By Bridgette Borst Ombres
Imagine you’re driving hard to bring the development of a new campaign across the finish line when your team just learns the client’s business goal has changed – a surprising, unwelcome twist on a Friday afternoon that squashes any weekend plans.
There is one team member who jumps right in with solutions, eager to recommend a new course of action while another individual starts asking questions.
Ever think the first person to come up with fresh, new ideas is the smartest in the room – or the leader of the group?
I’m going to let the cat out of the bag.
Next time you’re in a group setting, sit back and watch the people who lead with questions instead of answers. It’s one of the tell-tale signs of a leader.
As we start to unpack leadership in this post, I’ll start by admitting that early on in my career there was a time I believed “boss” equaled leader. The corner office. Expensive car. Fancy title.
Don’t get me wrong – a boss can be a leader, but not necessarily. A leader could be the person sitting next to you who shares your stapler. Most of us have been in situations where the real leader of a team or even a whole organization, is not the boss. Someone else is. Leadership has nothing to do with age, a job title or one’s position in the hierarchy of an organization.
A decade later as a communications professional, I’ve reported directly to and worked with CEOs; done a fair amount of traveling for business; managed teams and met a lot of great people both in PR and across other industries.
Based on my mashup of experiences in the workplace, here’s what I can tell you about leadership:
People may respect the boss but everyone loves the leader.
That’s because they are skilled at emotional intelligence. They practice humility and they are positive and approachable. This guy right here is a model for just that – not to mention, he’s one of PR’s finest.
Great leaders pass the credit and take the blame.
This means when you win the RFP – the leader gives a little more kudos to the team than earned and when an ad falls flat, accepts a bit more of the responsibility than deserved.
Leaders are masters of effective communication.
Learning to communicate effectively is one of the most important life skills and it’s especially critical in public relations.

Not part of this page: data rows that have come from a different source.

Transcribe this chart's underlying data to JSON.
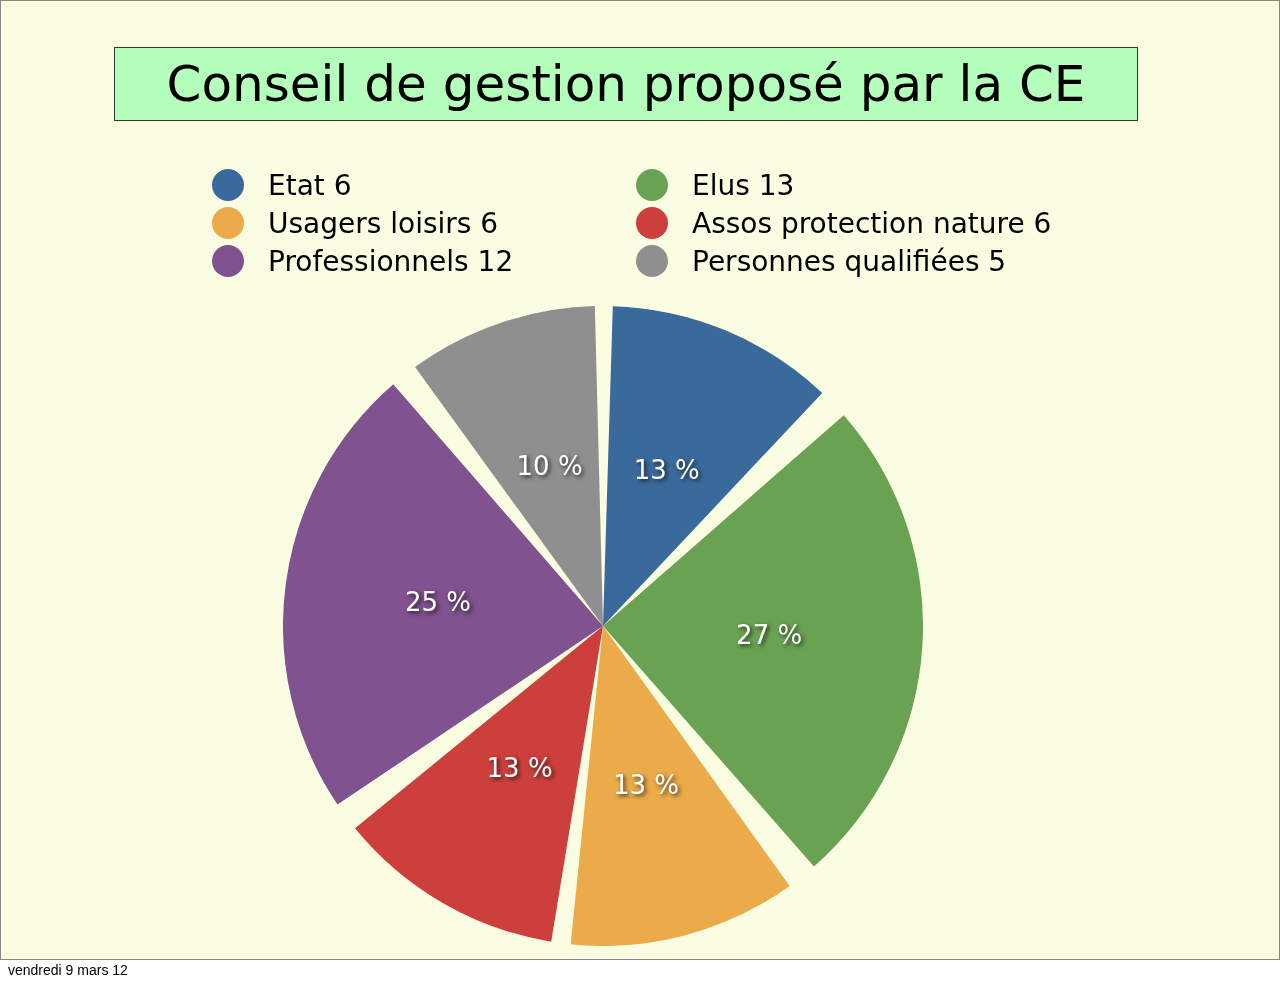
{
  "chart_data": {
    "type": "pie",
    "title": "Conseil de gestion proposé par la CE",
    "categories": [
      "Etat 6",
      "Elus 13",
      "Usagers loisirs 6",
      "Assos protection nature 6",
      "Professionnels 12",
      "Personnes qualifiées 5"
    ],
    "values": [
      12.5,
      27.1,
      12.5,
      12.5,
      25,
      10.4
    ],
    "colors": [
      "#3a6a9c",
      "#6aa253",
      "#ebab4a",
      "#cc3f3c",
      "#80528f",
      "#8f8f8f"
    ],
    "value_labels": [
      "13 %",
      "27 %",
      "13 %",
      "13 %",
      "25 %",
      "10 %"
    ],
    "legend": "top",
    "annotations": [
      "vendredi 9 mars 12"
    ]
  }
}
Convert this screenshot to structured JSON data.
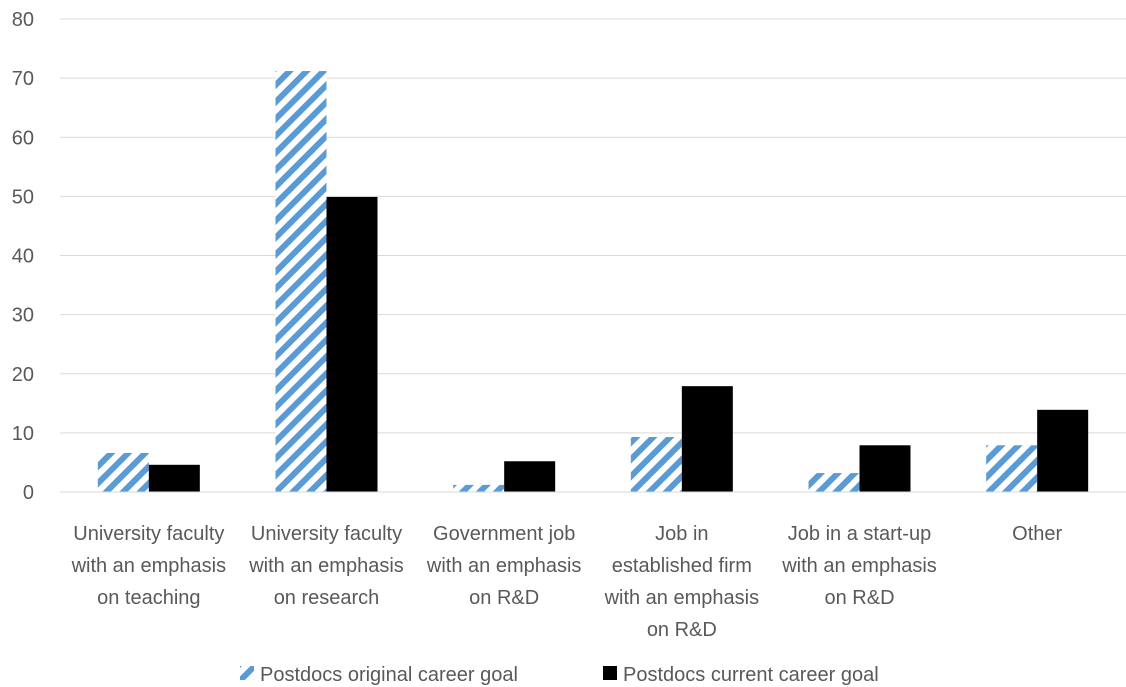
{
  "chart_data": {
    "type": "bar",
    "categories": [
      [
        "University faculty",
        "with an emphasis",
        "on teaching"
      ],
      [
        "University faculty",
        "with an emphasis",
        "on research"
      ],
      [
        "Government job",
        "with an emphasis",
        "on R&D"
      ],
      [
        "Job in",
        "established firm",
        "with an emphasis",
        "on R&D"
      ],
      [
        "Job in a start-up",
        "with an emphasis",
        "on R&D"
      ],
      [
        "Other"
      ]
    ],
    "series": [
      {
        "name": "Postdocs original career goal",
        "values": [
          6.6,
          71.2,
          1.2,
          9.3,
          3.2,
          7.9
        ],
        "color": "#5b9bd5",
        "pattern": "diagonal-stripes"
      },
      {
        "name": "Postdocs current career goal",
        "values": [
          4.6,
          49.9,
          5.2,
          17.9,
          7.9,
          13.9
        ],
        "color": "#000000",
        "pattern": "solid"
      }
    ],
    "yticks": [
      0,
      10,
      20,
      30,
      40,
      50,
      60,
      70,
      80
    ],
    "ylim": [
      0,
      80
    ],
    "grid": true,
    "legend_position": "bottom"
  }
}
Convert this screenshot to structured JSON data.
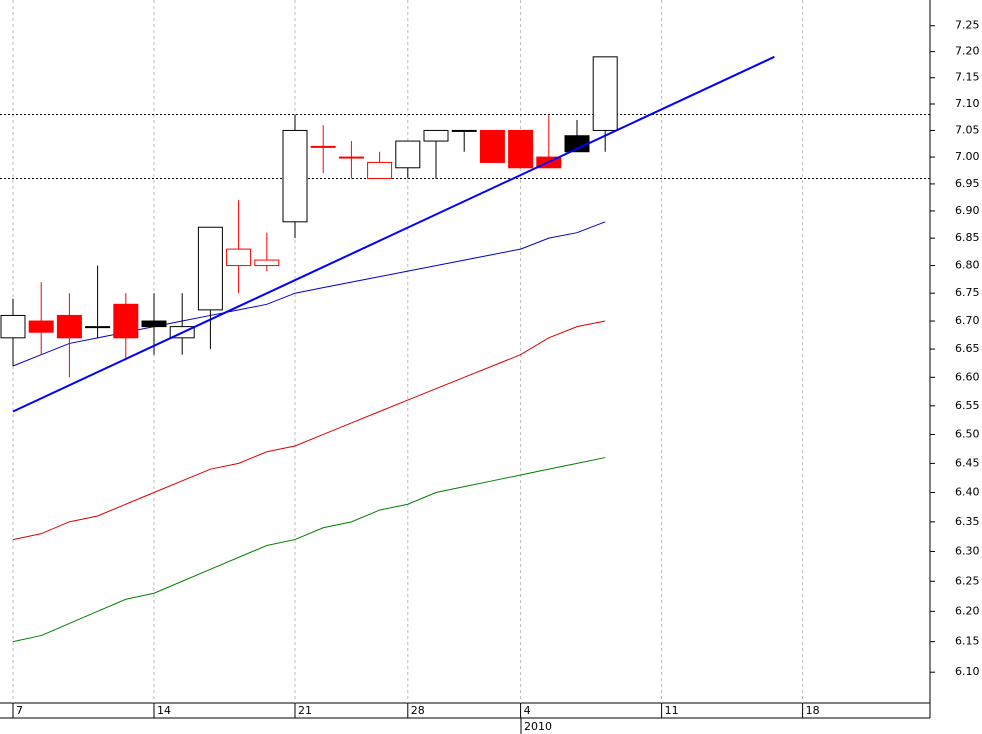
{
  "chart_data": {
    "type": "candlestick",
    "log_scale": true,
    "categories": [
      "7",
      null,
      null,
      null,
      null,
      "14",
      null,
      null,
      null,
      null,
      "21",
      null,
      null,
      null,
      "28",
      null,
      null,
      null,
      "4",
      null,
      null,
      null,
      null,
      "11",
      null,
      null,
      null,
      null,
      "18",
      null,
      null,
      null,
      null
    ],
    "open": [
      6.67,
      6.7,
      6.71,
      6.69,
      6.73,
      6.7,
      6.67,
      6.72,
      6.8,
      6.8,
      6.88,
      7.02,
      7.0,
      6.96,
      6.98,
      7.03,
      7.05,
      7.05,
      7.05,
      7.0,
      7.04,
      7.05,
      null,
      null,
      null,
      null,
      null,
      null,
      null,
      null,
      null,
      null,
      null
    ],
    "high": [
      6.74,
      6.77,
      6.75,
      6.8,
      6.75,
      6.75,
      6.75,
      6.87,
      6.92,
      6.86,
      7.08,
      7.06,
      7.03,
      7.01,
      7.03,
      7.05,
      7.05,
      7.05,
      7.05,
      7.08,
      7.07,
      7.19,
      null,
      null,
      null,
      null,
      null,
      null,
      null,
      null,
      null,
      null,
      null
    ],
    "low": [
      6.62,
      6.64,
      6.6,
      6.67,
      6.63,
      6.64,
      6.64,
      6.65,
      6.75,
      6.79,
      6.85,
      6.97,
      6.96,
      6.96,
      6.96,
      6.96,
      7.01,
      6.99,
      6.98,
      6.98,
      7.01,
      7.01,
      null,
      null,
      null,
      null,
      null,
      null,
      null,
      null,
      null,
      null,
      null
    ],
    "close": [
      6.71,
      6.68,
      6.67,
      6.69,
      6.67,
      6.69,
      6.69,
      6.87,
      6.83,
      6.81,
      7.05,
      7.02,
      7.0,
      6.99,
      7.03,
      7.05,
      7.05,
      6.99,
      6.98,
      6.98,
      7.01,
      7.19,
      null,
      null,
      null,
      null,
      null,
      null,
      null,
      null,
      null,
      null,
      null
    ],
    "fills": [
      "#ffffff",
      "#ff0000",
      "#ff0000",
      "#000000",
      "#ff0000",
      "#000000",
      "#ffffff",
      "#ffffff",
      "#ffffff",
      "#ffffff",
      "#ffffff",
      "#ffffff",
      "#ffffff",
      "#ffffff",
      "#ffffff",
      "#ffffff",
      "#000000",
      "#ff0000",
      "#ff0000",
      "#ff0000",
      "#000000",
      "#ffffff",
      null,
      null,
      null,
      null,
      null,
      null,
      null,
      null,
      null,
      null,
      null
    ],
    "strokes": [
      "#000000",
      "#ff0000",
      "#ff0000",
      "#000000",
      "#ff0000",
      "#000000",
      "#000000",
      "#000000",
      "#ff0000",
      "#ff0000",
      "#000000",
      "#ff0000",
      "#ff0000",
      "#ff0000",
      "#000000",
      "#000000",
      "#000000",
      "#ff0000",
      "#ff0000",
      "#ff0000",
      "#000000",
      "#000000",
      null,
      null,
      null,
      null,
      null,
      null,
      null,
      null,
      null,
      null,
      null
    ],
    "lines": [
      {
        "color": "#0000cc",
        "values": [
          6.62,
          6.64,
          6.66,
          6.67,
          6.68,
          6.69,
          6.7,
          6.71,
          6.72,
          6.73,
          6.75,
          6.76,
          6.77,
          6.78,
          6.79,
          6.8,
          6.81,
          6.82,
          6.83,
          6.85,
          6.86,
          6.88,
          null,
          null,
          null,
          null,
          null,
          null,
          null,
          null,
          null,
          null,
          null
        ]
      },
      {
        "color": "#dd0000",
        "values": [
          6.32,
          6.33,
          6.35,
          6.36,
          6.38,
          6.4,
          6.42,
          6.44,
          6.45,
          6.47,
          6.48,
          6.5,
          6.52,
          6.54,
          6.56,
          6.58,
          6.6,
          6.62,
          6.64,
          6.67,
          6.69,
          6.7,
          null,
          null,
          null,
          null,
          null,
          null,
          null,
          null,
          null,
          null,
          null
        ]
      },
      {
        "color": "#008000",
        "values": [
          6.15,
          6.16,
          6.18,
          6.2,
          6.22,
          6.23,
          6.25,
          6.27,
          6.29,
          6.31,
          6.32,
          6.34,
          6.35,
          6.37,
          6.38,
          6.4,
          6.41,
          6.42,
          6.43,
          6.44,
          6.45,
          6.46,
          null,
          null,
          null,
          null,
          null,
          null,
          null,
          null,
          null,
          null,
          null
        ]
      }
    ],
    "trendline": {
      "color": "#0000ff",
      "x": [
        0,
        27
      ],
      "values": [
        6.54,
        7.19
      ]
    },
    "hlines": [
      7.08,
      6.96
    ],
    "year_label": "2010",
    "ylim": [
      6.05,
      7.3
    ],
    "yticks": [
      {
        "value": 6.1,
        "label": "6.10"
      },
      6.15,
      {
        "value": 6.2,
        "label": "6.20"
      },
      6.25,
      {
        "value": 6.3,
        "label": "6.30"
      },
      6.35,
      {
        "value": 6.4,
        "label": "6.40"
      },
      6.45,
      {
        "value": 6.5,
        "label": "6.50"
      },
      6.55,
      {
        "value": 6.6,
        "label": "6.60"
      },
      6.65,
      {
        "value": 6.7,
        "label": "6.70"
      },
      6.75,
      {
        "value": 6.8,
        "label": "6.80"
      },
      6.85,
      {
        "value": 6.9,
        "label": "6.90"
      },
      6.95,
      {
        "value": 7.0,
        "label": "7.00"
      },
      7.05,
      {
        "value": 7.1,
        "label": "7.10"
      },
      7.15,
      {
        "value": 7.2,
        "label": "7.20"
      },
      7.25
    ]
  }
}
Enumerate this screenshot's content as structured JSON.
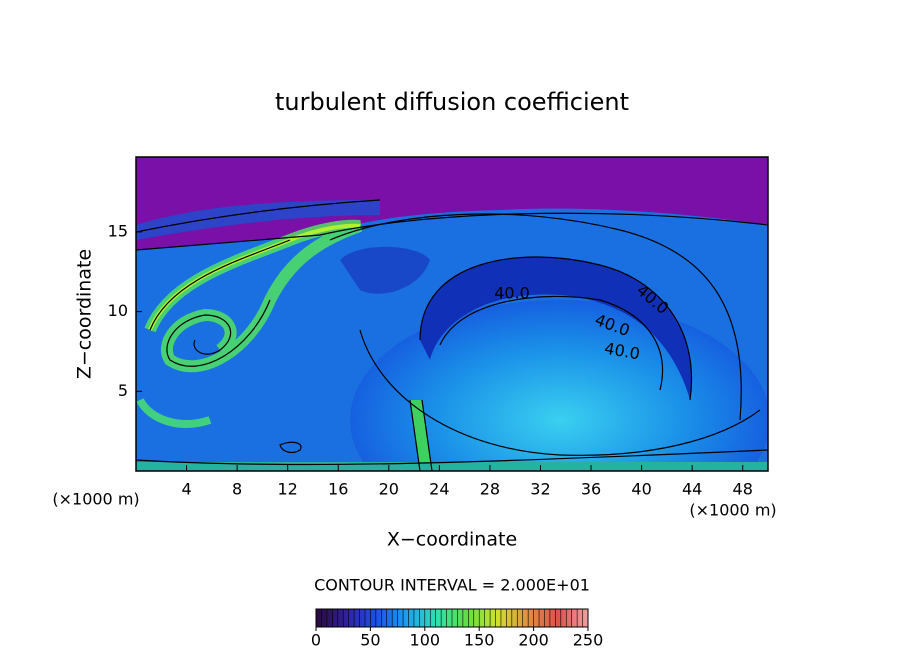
{
  "chart_data": {
    "type": "contour",
    "title": "turbulent diffusion coefficient",
    "xlabel": "X−coordinate",
    "ylabel": "Z−coordinate",
    "x_unit": "(×1000 m)",
    "xlim": [
      0,
      50
    ],
    "ylim": [
      0,
      19.7
    ],
    "xticks": [
      4,
      8,
      12,
      16,
      20,
      24,
      28,
      32,
      36,
      40,
      44,
      48
    ],
    "yticks": [
      5,
      10,
      15
    ],
    "contour_interval": "CONTOUR INTERVAL = 2.000E+01",
    "contour_labels": [
      {
        "value": 40,
        "label": "40.0"
      },
      {
        "value": 40,
        "label": "40.0"
      },
      {
        "value": 40,
        "label": "40.0"
      },
      {
        "value": 40,
        "label": "40.0"
      }
    ],
    "clim": [
      0,
      250
    ],
    "cticks": [
      0,
      50,
      100,
      150,
      200,
      250
    ],
    "colormap": [
      "#2a0a3a",
      "#3020a0",
      "#1e50e8",
      "#1aa0f0",
      "#30e0b0",
      "#60e040",
      "#d0e030",
      "#e09040",
      "#e05050",
      "#f0a0a0"
    ]
  }
}
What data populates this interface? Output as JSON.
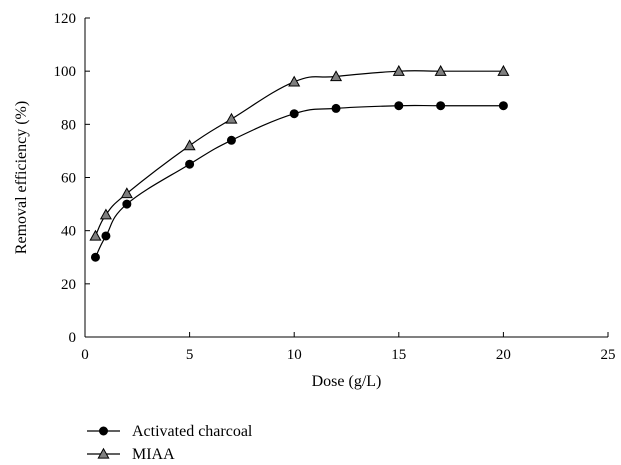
{
  "chart_data": {
    "type": "line",
    "xlabel": "Dose (g/L)",
    "ylabel": "Removal efficiency (%)",
    "xlim": [
      0,
      25
    ],
    "ylim": [
      0,
      120
    ],
    "xticks": [
      0,
      5,
      10,
      15,
      20,
      25
    ],
    "yticks": [
      0,
      20,
      40,
      60,
      80,
      100,
      120
    ],
    "grid": false,
    "legend_position": "bottom-left",
    "series": [
      {
        "name": "Activated charcoal",
        "marker": "circle",
        "color": "#000000",
        "x": [
          0.5,
          1,
          2,
          5,
          7,
          10,
          12,
          15,
          17,
          20
        ],
        "y": [
          30,
          38,
          50,
          65,
          74,
          84,
          86,
          87,
          87,
          87
        ]
      },
      {
        "name": "MIAA",
        "marker": "triangle",
        "color": "#000000",
        "marker_fill": "#7f7f7f",
        "x": [
          0.5,
          1,
          2,
          5,
          7,
          10,
          12,
          15,
          17,
          20
        ],
        "y": [
          38,
          46,
          54,
          72,
          82,
          96,
          98,
          100,
          100,
          100
        ]
      }
    ]
  }
}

If you want to lead well, begin with the end in mind.
That’s called vision.
“Seek first to understand, then to be understood.” – Steven Covey
Excellent leaders work hard to understand the other person’s perspective. A lot of people listen with the intent to reply, not understand. Don’t pretend to be listening and enter the conversation only to get your point across.
Leaders act like winners before they start winning.
Remember that confident, talented kid in your theater class who is now on Broadway or the super-driven, recent grad who started as a marketing assistant and is now the CMO of a Fortune 100 company? Leaders start with having the right mindset.
While leadership can be defined in many ways – to me, the legendary John C. Maxwell says it best: “Leadership is influence – nothing more, nothing less.”
Think Gandhi. The single most important part of the Indian freedom struggle against colonial rule.
MLK, a visionary whose tireless and inspirational work to advance the civil rights movement in the United States continues to live today.
Mother Theresa: Nobel Peace Prize winner and humanitarian who fought for the rights of the sick and helpless.
Looking back at historic leaders, some have brought peace to troubled lands while others have even strewn corruption. Regardless, the one thing they all have in common is the power to influence people. It’s having the ability to turn vision into reality.
Contrary to my recent-grad viewpoint years ago, a boss is simply a person who is in charge of the workplace. It’s an individual who is focused on process, but not always people.
As I put the pen down on this leadership post, I’ll leave you with this –
“If your actions inspire others to dream more, learn more, do more, become more, you are a leader,” John Quincy Adams.
Bridgette Borst Ombres is a former television news reporter turned PR and marketing professional with a decade of experience working in the communications field across agency, corporate and nonprofit sectors. Bridgette is the director of marketing and communications at a tech company in Pittsburgh and also consults for a variety of businesses.
She is a member of PRSA Pittsburgh, serves on the TEDxPittsburgh committee, the co-founder of Not Your Mama’s Book Club and volunteers as a mentor at both of her alma maters.